In contrast, European majors such as BP (NYSE:BP) and TotalEnergies (NYSE:TTE) have invested in the green transition at a greater pace than Exxon and Chevron. But RBC believes European companies will inevitably become more active in the fossil fuels space.
BP Spin-Off Possibility
BPX“In order to allow for US-centric acquisition currency, we think BP may look to consider separately listing its BPX segment in the coming years, creating a platform for growth and allowing for the entity to be a consolidator in its chosen basins,” he said.
He added: “Both Super-Majors in the US are in the process of acquiring companies to the tune of $60bn each, and thus naturally, we expect both to have elevated disposals going forwards as they look to high-grade their portfolios.”

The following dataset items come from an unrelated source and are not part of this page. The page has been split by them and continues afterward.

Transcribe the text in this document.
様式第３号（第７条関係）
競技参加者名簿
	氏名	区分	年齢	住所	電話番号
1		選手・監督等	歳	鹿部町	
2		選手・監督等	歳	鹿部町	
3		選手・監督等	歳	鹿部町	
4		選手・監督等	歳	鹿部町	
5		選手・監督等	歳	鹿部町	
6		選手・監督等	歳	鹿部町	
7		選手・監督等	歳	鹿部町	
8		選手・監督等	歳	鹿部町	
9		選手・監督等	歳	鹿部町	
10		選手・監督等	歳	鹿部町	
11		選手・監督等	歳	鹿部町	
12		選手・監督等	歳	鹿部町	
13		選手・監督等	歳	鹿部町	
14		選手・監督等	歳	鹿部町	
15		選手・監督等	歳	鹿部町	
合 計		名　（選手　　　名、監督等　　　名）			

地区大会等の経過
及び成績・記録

For Shell (NYSE:SHEL), RBC expects the U.K.’s largest oil and gas company to focus its M&A strategy on Canada, where it already has a significant footprint.
“Shell may look to grow its Canadian gas footprint in order to have greater integration through the value chain for its liquified natural gas (LNG) business,” Borkhataria said.
To date, U.S. upstream M&A has totaled $181 billion — higher than the five-year average of $153 billion.